ANRPC lowers rubber production outlook on Thai ‘substantial revision’
7 Oct 2022
Association expects demand to increase at a rate of 2.3% to 14,786 million tonnes
Kuala Lumpur – The Association of Natural Rubber Producing Countries (ANRPC) has lowered the growth rate of natural rubber (NR) output for 2022, now expecting overall production to increase 2.0%, year-on-year to reach 14,376 million tonnes this year.
The figure compares to a 3% growth estimate to 14,550 million tonnes reported in July.
In its latest NR report, covering the months of August and September, the association linked the anticipated slower growth to “the substantial downward revision” of production volume in Thailand.
According to ANRPC figures, Thailand has now lowered its production forecast from 4,908 million tonnes to 4,799 million tonnes for the year.
The report did not provide a reason for the decline in Thai figures.
During August and September, ANRPC noted, the accumulated global production of NR recorded an increase of 71,000 tonnes year-on-year to 2.693 million tonnes.
Month-on-month, production improved from 1,251 million tonnes in July to 1,313 million tonnes in August and 1,380 million tonnes in September, the association added.
On the demand side, the association noted an 85,000-tonne increase in consumption to 2,456 million tonnes during the same reference period.

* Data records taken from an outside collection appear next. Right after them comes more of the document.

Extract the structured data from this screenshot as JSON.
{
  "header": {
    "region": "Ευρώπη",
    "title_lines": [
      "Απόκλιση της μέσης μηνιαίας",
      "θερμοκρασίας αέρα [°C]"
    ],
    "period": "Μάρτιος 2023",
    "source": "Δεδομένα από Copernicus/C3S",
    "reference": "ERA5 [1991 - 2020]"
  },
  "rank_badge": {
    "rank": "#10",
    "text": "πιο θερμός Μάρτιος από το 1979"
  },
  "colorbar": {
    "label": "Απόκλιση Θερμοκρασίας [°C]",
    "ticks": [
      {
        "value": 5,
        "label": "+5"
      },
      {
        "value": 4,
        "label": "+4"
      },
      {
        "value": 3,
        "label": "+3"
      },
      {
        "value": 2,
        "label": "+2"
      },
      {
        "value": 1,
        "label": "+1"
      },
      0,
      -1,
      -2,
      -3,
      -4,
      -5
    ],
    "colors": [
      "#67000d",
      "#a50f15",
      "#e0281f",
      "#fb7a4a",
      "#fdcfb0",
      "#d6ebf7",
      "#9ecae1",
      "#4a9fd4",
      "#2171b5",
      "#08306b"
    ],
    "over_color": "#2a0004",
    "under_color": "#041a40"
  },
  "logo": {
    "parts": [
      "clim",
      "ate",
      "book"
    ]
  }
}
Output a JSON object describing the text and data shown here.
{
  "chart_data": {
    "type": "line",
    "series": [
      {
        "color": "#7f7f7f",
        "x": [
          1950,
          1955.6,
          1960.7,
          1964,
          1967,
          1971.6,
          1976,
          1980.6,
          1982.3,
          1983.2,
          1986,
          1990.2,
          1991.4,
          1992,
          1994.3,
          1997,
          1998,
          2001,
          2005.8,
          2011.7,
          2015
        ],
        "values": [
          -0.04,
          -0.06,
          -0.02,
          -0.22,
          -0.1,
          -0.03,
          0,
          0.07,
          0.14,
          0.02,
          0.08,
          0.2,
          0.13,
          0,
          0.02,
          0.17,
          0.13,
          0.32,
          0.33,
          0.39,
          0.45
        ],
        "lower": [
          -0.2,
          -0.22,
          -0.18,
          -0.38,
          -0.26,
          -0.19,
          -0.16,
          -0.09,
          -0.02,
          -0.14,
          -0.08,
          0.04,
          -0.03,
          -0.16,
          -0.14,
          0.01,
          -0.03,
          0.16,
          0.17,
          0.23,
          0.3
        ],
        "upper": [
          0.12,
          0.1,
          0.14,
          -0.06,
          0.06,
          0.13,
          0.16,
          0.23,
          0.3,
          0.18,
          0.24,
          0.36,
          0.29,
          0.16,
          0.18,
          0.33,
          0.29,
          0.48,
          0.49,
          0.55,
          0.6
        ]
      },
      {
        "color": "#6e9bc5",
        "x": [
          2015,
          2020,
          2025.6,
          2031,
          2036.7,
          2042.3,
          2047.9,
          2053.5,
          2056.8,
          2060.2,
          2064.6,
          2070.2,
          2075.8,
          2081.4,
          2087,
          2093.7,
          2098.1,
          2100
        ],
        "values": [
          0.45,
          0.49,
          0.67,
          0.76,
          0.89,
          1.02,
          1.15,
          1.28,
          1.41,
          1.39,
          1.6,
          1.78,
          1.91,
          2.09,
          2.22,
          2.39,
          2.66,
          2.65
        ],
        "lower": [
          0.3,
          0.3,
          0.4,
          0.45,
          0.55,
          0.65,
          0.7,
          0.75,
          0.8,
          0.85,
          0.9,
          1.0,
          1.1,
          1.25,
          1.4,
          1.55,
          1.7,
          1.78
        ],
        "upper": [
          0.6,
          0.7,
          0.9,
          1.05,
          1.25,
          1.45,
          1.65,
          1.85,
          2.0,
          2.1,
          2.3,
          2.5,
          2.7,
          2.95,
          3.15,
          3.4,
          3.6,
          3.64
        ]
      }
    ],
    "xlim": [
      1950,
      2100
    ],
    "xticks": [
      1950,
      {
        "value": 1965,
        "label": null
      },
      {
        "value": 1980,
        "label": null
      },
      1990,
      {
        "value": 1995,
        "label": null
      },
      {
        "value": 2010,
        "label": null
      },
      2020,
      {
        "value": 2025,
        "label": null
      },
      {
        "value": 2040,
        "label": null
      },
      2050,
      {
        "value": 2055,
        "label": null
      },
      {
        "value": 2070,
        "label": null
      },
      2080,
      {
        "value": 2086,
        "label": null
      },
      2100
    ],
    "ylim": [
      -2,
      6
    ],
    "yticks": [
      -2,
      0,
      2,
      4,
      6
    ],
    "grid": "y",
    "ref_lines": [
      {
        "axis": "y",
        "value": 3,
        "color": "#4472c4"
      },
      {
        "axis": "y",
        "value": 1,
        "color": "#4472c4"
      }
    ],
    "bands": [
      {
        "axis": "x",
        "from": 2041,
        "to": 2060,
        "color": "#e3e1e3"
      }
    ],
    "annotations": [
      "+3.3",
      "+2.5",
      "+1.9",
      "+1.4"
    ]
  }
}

Furthermore, ANRPC expects total demand to increase at a rate of 2.3% to 14,786 million tonnes, considerably lower than a 3.7% growth estimate to 14,972 million tonnes reported in July.
In August, demand edged lower from 1,216 million tonnes in July to 1,189 million tonnes, said ANRPC.
The association linked the weaker figure mainly to a “lower-than-expected” demand from non-ANRPC members.
Despite a slight improvement in demand from China, India’s consumption rate fell during the month of August, as the country reported a 0.2 point lower PMI at 56.4.
“The global automotive outlook will be bearish as estimated by Moody due to the high cost of living,” said the ANRPC report.
Salary increases, it went on to say, cannot offset higher vehicle prices due to costlier production along the entire supply chain amid the interest rates hikes.
However, the association said the higher cost of living would not entirely stop the automotive industry, especially the domestic markets in China and India, which are two major NR consuming countries.
India’s automotive industry has outperformed the global outlook as predicted by Moody, reporting a 26.4% year-on-year increase in new car registration figures in August.
In addition, ANRPC said, the stimulus packages by government of China could help the recovery in rubber industry.